Todos miraron a Virudaja, convencidos de que rechazaría el desafío de Siddharta. Pero ante el asombro de los presentes, no vacilo en aceptar.
-Cómo propones que midamos nuestras fuerzas?-pregunto el joven príncipe de Josala.
-En la justa del puente vivo.-respondió con simpleza Siddharta.
Balbuceando, el príncipe Virudaja contesto:-Eso no es un desafío, sino un suicidio. Nadie ha participado en esa justa desde...-
El rey Prasenajit se volvió hacia su hijo, que se había convertido en el centro de todas las miradas.
Al fin, Virudaja esbozo una sonrisa forzada y contesto:-Dadas las circunstancias, no puedo negarme. Es mas, me apetece medir mis fuerzas con el príncipe Siddharta.-
Se había comprometido y ya no podía cambiar de parecer. Virudaja alzo con mano temblorosa su copa y la vació de un trago. Después de la insoportable tensión que habían padecido, los asistentes, deseosos de salir de allí, se levantaron simultáneamente, poniendo fin a la velada.
Todos los comensales querían abandonar el salón de banquetes lo mas rápidamente posible, de manera que entre todo el tumulto nadie notó la desaparición de los tres jóvenes sakyas.
Al ir a la ciudad, se detuvieron ante el edificio blanco, escuchando los angustiosos lamentos que procedían del interior.
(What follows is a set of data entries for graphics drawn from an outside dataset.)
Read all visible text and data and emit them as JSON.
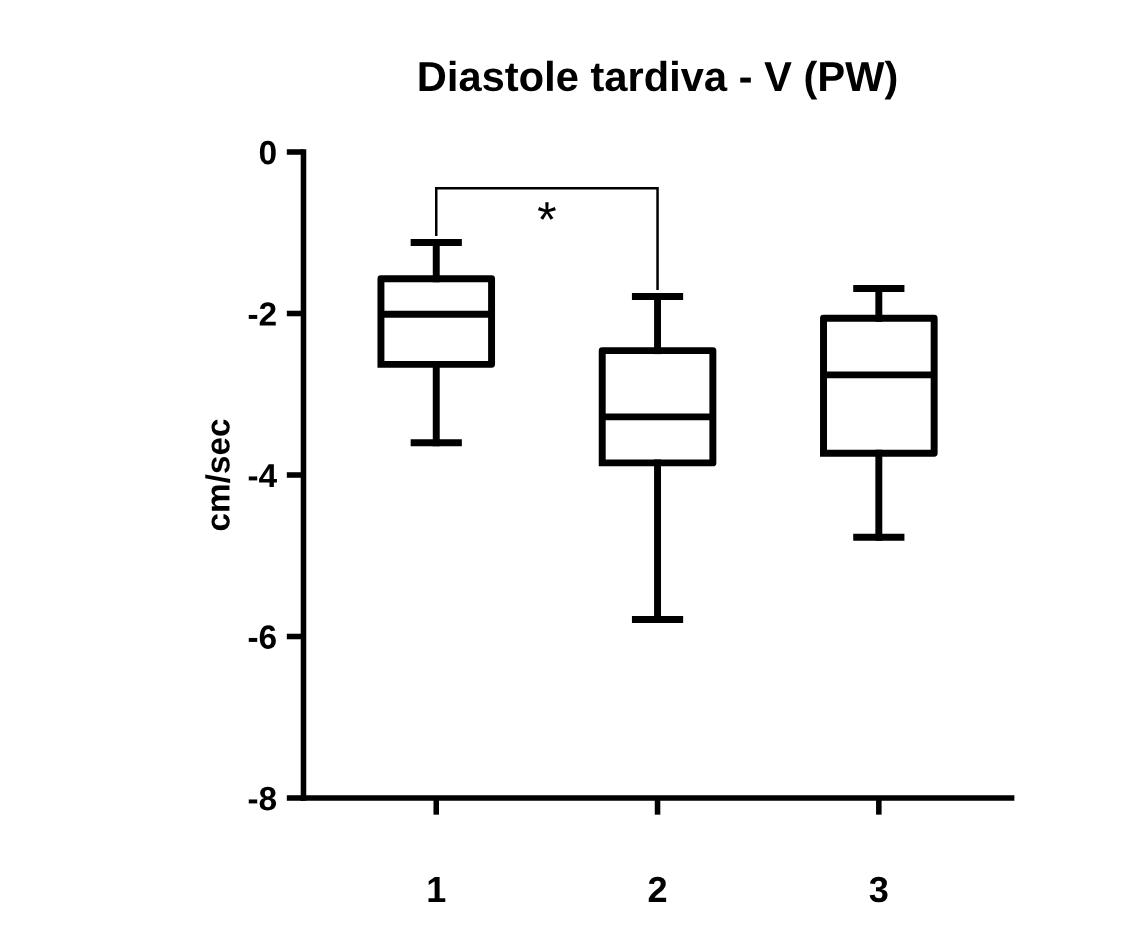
{
  "chart_data": {
    "type": "box",
    "title": "Diastole tardiva - V (PW)",
    "ylabel": "cm/sec",
    "categories": [
      "1",
      "2",
      "3"
    ],
    "boxes": [
      {
        "low": -3.6,
        "q1": -2.63,
        "median": -2.01,
        "q3": -1.57,
        "high": -1.12
      },
      {
        "low": -5.79,
        "q1": -3.85,
        "median": -3.28,
        "q3": -2.46,
        "high": -1.79
      },
      {
        "low": -4.77,
        "q1": -3.73,
        "median": -2.76,
        "q3": -2.06,
        "high": -1.69
      }
    ],
    "ylim": [
      -8,
      0
    ],
    "yticks": [
      -8,
      -6,
      -4,
      -2,
      0
    ],
    "grid": false,
    "annotations": [
      "*"
    ]
  }
}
Ananda deseaba marcharse de allí, pero Siddharta era terco como una mula.
Alrededor de la inmensa puerta en forma de rueda había unos exquisitos frescos que evocaban la vida y las creencias de los brahmanes. Los tres amigos contemplaron admirados aquella obra de arte, que ponía de manifiesto la grandeza de la civilización y el profundo significado de los ciclos eternos de la justicia y la reencarnación. Era el drama, la ley universal, que constituía la base de su existencia.
Chandaka levanto el pestillo de la puerta y, con ayuda de Siddharta, la empujo con todas sus fuerzas hasta que el batiente cedió.
Rodeados de unos desgraciados y grotescos seres que los miraban aterrados, incapaces de gritar, pues la enfermedad que los carcomía había atacado incluso sus cuerdas vocales. Sus repulsivos rostros y cuerpos, cubiertos de llagas y pústulas, estaban apenas protegidos por una mugrientas vendas. Se hallaban en el patio de los malditos, los intocables.